Kadının ezilmesi, ataerkilliğin iyice şekillendiği toplum türlerinin ilki olan köleci toplumda da, sonraki çağlarda da vardı.
Kapitalizm kol emeğiyle çalışacak kadını, erkekten daha ucuz işgücü olarak fabrikaya soktu. Fakat orta katmandan kadınlar evlerinde kaldılar, hizmet sektörü gelişme gösterene kadar beklediler.
"Sanayi Devrimi" adlı endüstrileşme evresinde işçiler üzerinde ağır sömürünün payı büyüktü, kadın ve çocuk işçiler üzerindeki yük yetişkin erkeklerinkinden çok daha fazlaydı. Bugün bile, "eşit işe eşit ücret" talebi önemini korumaktadır, yani sanayide de, hizmet sektöründe de cins ayırımcılığı sürüyor demektir.
"Demektir" ne kelime, Meryl Streep gibi dünya sinemasının önde gelen bir kadını erkek oyunculara kadınlardan çok daha yüksek ücretler ödendiğini, bunun Hollywood’da yerleşik bir uygulama olduğunu söylemedi mi?
Beyaz ve güzel kadın imgesinin olmazsa olmaz bir gereklilik sayıldığı, sayısız kadın oyuncuyu yıldız yapan ve kadın toplumundan çok, erkek değerlerine hitabeden sinema endüstrisinde bile, kadın oyuncu erkekten çok az para alıyorsa, başka sektörlerdeki farkı tahmin etmek zor değil.
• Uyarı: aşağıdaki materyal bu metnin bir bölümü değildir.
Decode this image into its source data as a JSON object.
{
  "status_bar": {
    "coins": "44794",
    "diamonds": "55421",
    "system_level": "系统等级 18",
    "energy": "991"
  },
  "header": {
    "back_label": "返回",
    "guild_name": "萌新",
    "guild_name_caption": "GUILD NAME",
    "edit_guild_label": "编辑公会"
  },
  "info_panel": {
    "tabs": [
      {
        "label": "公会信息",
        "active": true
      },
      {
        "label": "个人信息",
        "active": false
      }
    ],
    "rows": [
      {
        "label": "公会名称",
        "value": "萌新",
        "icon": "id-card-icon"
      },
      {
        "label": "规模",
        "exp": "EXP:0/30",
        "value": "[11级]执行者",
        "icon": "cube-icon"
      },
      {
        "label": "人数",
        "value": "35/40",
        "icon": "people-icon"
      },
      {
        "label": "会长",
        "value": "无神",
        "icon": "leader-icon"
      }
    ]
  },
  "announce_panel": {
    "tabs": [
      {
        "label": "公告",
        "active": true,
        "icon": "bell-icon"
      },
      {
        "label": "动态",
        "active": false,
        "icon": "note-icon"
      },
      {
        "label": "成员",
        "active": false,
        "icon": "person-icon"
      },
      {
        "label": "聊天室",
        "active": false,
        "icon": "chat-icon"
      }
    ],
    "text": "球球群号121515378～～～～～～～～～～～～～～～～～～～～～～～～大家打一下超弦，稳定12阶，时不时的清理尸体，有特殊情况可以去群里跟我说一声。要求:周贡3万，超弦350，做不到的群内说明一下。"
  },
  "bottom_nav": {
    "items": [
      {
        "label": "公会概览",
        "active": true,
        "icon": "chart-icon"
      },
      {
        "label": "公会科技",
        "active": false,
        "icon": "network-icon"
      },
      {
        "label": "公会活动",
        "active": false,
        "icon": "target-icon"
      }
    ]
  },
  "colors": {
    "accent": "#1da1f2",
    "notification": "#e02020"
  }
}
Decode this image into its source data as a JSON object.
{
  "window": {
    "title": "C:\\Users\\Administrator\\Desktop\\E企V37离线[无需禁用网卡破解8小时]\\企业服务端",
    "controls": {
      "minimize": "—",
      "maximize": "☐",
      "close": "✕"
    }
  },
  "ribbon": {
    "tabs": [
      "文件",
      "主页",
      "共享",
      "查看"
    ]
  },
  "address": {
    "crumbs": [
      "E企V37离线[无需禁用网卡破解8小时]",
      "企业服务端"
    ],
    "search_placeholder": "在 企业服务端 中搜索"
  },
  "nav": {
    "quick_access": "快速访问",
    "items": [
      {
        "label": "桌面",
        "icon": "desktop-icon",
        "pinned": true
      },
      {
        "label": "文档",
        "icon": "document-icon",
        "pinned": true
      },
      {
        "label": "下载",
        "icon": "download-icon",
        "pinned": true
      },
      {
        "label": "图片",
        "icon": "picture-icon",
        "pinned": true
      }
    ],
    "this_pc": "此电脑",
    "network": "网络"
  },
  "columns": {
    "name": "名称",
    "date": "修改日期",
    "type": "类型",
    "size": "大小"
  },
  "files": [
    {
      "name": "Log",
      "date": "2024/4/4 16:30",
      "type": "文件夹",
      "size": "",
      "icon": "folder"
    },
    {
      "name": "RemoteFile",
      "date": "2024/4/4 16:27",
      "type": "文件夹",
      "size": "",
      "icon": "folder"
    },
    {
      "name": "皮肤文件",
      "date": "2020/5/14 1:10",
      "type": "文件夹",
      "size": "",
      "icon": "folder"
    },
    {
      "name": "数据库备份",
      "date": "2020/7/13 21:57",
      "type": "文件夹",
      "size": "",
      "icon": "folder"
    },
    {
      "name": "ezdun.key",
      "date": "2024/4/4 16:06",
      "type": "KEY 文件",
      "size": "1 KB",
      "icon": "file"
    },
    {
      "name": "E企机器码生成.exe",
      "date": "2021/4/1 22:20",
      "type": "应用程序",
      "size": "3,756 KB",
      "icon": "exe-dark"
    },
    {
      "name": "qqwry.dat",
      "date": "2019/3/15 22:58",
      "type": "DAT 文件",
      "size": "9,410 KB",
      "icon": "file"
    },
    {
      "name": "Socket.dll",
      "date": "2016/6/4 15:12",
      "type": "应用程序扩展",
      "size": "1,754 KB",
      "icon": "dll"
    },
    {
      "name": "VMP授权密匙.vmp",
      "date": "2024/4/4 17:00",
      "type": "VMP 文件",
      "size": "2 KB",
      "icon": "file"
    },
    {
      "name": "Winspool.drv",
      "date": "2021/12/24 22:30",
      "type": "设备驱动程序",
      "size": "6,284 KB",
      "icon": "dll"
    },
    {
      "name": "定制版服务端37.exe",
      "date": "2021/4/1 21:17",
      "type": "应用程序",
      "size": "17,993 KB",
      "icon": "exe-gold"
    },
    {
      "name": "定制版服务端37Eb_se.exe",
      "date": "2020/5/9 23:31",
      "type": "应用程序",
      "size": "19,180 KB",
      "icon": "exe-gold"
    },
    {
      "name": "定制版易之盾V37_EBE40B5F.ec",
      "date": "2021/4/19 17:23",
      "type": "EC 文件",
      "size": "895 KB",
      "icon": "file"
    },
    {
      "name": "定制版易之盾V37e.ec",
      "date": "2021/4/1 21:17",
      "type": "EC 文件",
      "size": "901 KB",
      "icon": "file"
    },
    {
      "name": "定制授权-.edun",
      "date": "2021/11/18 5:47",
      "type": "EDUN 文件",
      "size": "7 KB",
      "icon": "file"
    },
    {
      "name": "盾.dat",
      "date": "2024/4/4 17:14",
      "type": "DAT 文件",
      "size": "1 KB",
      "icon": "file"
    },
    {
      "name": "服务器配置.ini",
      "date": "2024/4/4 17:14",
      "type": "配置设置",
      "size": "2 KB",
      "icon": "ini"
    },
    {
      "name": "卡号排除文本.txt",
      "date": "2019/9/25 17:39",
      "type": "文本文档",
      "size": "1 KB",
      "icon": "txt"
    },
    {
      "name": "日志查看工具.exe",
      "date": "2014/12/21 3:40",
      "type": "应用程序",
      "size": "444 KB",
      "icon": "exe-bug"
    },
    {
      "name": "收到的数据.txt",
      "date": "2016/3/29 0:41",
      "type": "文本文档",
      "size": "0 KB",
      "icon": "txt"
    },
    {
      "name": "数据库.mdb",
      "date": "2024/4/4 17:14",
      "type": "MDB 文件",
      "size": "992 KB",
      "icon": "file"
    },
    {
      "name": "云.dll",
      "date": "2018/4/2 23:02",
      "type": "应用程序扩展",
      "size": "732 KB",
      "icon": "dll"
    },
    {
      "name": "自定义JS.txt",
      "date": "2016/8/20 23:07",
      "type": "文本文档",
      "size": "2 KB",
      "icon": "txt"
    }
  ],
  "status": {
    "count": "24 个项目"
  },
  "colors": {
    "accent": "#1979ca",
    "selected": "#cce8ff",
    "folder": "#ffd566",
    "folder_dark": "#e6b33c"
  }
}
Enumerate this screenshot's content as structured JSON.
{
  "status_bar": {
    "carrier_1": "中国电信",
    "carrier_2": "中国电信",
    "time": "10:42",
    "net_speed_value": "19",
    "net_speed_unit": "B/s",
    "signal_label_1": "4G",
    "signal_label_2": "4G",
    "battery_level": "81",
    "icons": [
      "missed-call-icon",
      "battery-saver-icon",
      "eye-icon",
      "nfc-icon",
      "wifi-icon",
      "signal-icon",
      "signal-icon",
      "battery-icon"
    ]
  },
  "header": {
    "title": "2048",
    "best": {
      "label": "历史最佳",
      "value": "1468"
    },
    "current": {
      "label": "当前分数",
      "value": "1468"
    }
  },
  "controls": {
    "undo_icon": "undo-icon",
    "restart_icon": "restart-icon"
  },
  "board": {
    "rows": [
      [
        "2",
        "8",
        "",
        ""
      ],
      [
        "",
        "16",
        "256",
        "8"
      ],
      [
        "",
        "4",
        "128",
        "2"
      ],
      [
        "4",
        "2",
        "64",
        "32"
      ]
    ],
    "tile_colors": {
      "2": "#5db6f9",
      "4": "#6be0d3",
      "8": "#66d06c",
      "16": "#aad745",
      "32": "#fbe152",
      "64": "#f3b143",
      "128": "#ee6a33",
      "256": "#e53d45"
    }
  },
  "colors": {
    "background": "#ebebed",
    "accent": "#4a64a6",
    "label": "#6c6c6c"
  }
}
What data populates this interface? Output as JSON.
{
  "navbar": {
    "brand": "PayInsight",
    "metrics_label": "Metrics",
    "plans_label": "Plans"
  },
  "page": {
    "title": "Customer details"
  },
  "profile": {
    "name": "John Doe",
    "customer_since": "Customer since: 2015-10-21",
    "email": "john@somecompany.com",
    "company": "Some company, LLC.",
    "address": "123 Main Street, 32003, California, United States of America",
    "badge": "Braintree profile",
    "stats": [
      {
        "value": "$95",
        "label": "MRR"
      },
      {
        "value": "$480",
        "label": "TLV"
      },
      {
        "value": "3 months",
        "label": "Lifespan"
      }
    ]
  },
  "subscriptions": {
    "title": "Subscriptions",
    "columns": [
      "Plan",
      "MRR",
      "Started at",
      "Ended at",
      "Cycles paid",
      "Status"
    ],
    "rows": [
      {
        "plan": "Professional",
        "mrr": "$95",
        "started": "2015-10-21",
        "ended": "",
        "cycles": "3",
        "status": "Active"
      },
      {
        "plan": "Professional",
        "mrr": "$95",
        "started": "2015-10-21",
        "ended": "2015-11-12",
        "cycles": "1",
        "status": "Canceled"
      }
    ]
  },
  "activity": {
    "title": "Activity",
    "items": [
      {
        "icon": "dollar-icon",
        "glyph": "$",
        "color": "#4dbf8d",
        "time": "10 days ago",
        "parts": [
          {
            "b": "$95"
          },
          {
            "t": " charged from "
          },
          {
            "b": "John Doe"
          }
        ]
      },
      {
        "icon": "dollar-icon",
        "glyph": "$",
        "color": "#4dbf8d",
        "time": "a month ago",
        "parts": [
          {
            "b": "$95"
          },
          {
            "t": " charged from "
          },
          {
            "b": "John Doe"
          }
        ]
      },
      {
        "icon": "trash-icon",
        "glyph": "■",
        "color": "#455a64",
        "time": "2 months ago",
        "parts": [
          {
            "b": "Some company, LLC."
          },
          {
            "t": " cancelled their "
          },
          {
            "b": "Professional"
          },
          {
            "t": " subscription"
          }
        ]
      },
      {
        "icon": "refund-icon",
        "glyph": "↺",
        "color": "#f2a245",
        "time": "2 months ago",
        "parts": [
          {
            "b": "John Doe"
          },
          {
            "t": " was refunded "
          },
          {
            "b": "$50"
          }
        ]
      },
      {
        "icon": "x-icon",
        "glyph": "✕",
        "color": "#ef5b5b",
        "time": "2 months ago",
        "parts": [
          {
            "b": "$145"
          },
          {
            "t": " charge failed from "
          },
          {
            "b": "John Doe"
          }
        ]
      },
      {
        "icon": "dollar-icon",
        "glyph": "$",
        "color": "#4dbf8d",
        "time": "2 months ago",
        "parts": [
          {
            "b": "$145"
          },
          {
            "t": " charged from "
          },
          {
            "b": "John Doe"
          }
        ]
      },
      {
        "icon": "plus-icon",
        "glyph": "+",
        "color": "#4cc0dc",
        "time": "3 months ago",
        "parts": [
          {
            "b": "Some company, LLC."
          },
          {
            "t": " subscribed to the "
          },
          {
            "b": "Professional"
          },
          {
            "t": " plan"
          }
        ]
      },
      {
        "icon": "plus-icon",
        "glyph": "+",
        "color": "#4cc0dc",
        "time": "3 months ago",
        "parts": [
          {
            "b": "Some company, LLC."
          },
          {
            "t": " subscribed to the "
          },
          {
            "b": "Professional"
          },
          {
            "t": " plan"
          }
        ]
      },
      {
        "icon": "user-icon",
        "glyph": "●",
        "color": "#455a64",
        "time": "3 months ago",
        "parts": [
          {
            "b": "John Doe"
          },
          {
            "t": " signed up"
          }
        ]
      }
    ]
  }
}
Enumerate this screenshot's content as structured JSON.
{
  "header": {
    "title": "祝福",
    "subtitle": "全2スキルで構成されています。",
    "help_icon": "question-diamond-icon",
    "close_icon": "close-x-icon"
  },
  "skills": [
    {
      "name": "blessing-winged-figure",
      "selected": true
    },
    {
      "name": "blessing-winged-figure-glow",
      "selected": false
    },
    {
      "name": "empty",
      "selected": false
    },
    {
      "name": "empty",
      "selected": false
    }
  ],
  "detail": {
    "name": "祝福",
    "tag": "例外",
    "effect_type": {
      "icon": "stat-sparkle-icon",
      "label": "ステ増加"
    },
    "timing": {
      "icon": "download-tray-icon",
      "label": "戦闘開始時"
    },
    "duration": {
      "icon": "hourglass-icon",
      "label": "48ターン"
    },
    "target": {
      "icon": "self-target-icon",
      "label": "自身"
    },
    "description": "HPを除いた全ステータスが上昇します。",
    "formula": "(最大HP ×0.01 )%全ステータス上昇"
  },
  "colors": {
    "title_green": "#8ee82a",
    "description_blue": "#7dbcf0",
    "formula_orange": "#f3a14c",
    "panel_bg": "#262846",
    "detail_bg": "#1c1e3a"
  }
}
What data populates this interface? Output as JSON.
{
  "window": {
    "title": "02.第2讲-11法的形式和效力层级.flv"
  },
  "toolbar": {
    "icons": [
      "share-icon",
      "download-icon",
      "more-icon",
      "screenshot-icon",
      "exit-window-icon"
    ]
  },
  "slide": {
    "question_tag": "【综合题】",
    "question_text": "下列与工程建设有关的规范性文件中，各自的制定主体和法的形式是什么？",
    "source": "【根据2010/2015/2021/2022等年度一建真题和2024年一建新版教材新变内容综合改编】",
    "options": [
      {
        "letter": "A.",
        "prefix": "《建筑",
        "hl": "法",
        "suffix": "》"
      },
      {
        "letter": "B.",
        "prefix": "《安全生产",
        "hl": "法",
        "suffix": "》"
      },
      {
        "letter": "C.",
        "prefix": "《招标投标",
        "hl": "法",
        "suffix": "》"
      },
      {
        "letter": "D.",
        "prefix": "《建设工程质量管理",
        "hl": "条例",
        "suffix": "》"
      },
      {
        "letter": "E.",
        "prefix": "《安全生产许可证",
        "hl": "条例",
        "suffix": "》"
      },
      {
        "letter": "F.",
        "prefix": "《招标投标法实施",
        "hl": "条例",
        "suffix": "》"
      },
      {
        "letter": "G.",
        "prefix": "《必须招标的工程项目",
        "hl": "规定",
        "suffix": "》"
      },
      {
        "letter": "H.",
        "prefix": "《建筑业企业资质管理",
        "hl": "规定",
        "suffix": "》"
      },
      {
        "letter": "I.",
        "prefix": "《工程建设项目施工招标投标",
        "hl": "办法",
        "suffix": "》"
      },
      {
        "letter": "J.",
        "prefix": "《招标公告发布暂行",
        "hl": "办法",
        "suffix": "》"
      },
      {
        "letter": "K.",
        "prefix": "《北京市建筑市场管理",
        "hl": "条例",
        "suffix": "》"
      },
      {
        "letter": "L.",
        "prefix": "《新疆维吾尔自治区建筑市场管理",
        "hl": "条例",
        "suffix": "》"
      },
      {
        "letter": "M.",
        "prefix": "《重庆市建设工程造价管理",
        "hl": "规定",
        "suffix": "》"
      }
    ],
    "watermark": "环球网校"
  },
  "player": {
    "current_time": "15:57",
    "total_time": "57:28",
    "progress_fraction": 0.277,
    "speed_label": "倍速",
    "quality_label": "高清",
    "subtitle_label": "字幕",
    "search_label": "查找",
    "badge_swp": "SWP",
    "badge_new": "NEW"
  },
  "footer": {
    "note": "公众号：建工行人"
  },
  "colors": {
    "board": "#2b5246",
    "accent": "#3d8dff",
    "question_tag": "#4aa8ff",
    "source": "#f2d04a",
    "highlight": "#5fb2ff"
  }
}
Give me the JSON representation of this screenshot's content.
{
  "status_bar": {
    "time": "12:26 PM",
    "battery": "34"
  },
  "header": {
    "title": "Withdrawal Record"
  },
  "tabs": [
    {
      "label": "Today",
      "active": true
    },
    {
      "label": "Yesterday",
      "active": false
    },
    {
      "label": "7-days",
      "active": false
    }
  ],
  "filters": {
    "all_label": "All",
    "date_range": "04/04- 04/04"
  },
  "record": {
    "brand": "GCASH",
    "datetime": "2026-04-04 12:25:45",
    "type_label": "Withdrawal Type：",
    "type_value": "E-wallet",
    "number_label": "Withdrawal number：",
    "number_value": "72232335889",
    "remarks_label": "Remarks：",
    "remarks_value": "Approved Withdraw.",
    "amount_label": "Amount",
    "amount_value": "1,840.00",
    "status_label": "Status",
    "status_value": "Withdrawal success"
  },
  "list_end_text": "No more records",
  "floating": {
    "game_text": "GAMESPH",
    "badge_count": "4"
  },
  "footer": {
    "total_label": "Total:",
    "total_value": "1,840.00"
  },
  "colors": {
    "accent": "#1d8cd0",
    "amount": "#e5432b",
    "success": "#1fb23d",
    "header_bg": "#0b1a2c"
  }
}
Öte yandan, sorun sadece eşit işe eşitsiz ücret de değil, eşitsiz ücrete razı da olsa, çeşitli sektörlerde kadının iş bulabilme şansı erkeklerden daha düşük. Kadının durumunun ABD’ye göre daha iyi olduğu AB ülkelerinde çalışan kadın oranı(toplam kadın nüfusu içinde) yüzde 52 iken, çalışan erkek oranı yüzde 81’i buluyor.
Dikkat ediniz, iş fırsatı ve ücret eşitliği konusunda bu söylediklerimiz Türkiye’ye veya hâlâ "Üçüncü Dünya" diye anılan ülkelere değil, gelişmiş ülkelere dair.
"İNSAN HAKLARI" = "ERKEK HAKLARI" İDİ
Avrupa’da burjuvazinin başlangıçtaki mücadelesi feodaliteye karşıydı. Köylüyü topraktan kurtarıp, serbest (endüstriyel) işgücü elde etmek için önce onu feodalin boyunduruğundan özgürleştirmek gerekiyordu. Aydınlanmacıların insan ve yurttaş haklarının savunmasının yükselen burjuvazi açısından önemi buydu. Ne var ki, "insan hakları" terimi ortaya atıldığında, sözcük dilde "insan hakları=erkek hakları" demek oluyordu. Latincede "insan" anlamına gelen "homo" sözcüğü aynı zamanda "erkek" demekti, homme, uomo, hombre her üç Latin dilinde de hem insan, hem de erkek’tir.
İnsan sözcüğünün sıfat hali olan human veya humaine ile insancıl, insansever, insancıllık, insanlık anlamına gelen sözcükler de aynı şekilde homme’dan türeyerek (humaniste, humanisme, humanité) Fransızcadan başka dillere de girmişlerdir.
Söylediklerimiz Yunanca’daki "antropos, andras" için de geçerli: Antropoloji (insanbilim), philantrope (insansever), misantrope (insan düşmanı) gibi.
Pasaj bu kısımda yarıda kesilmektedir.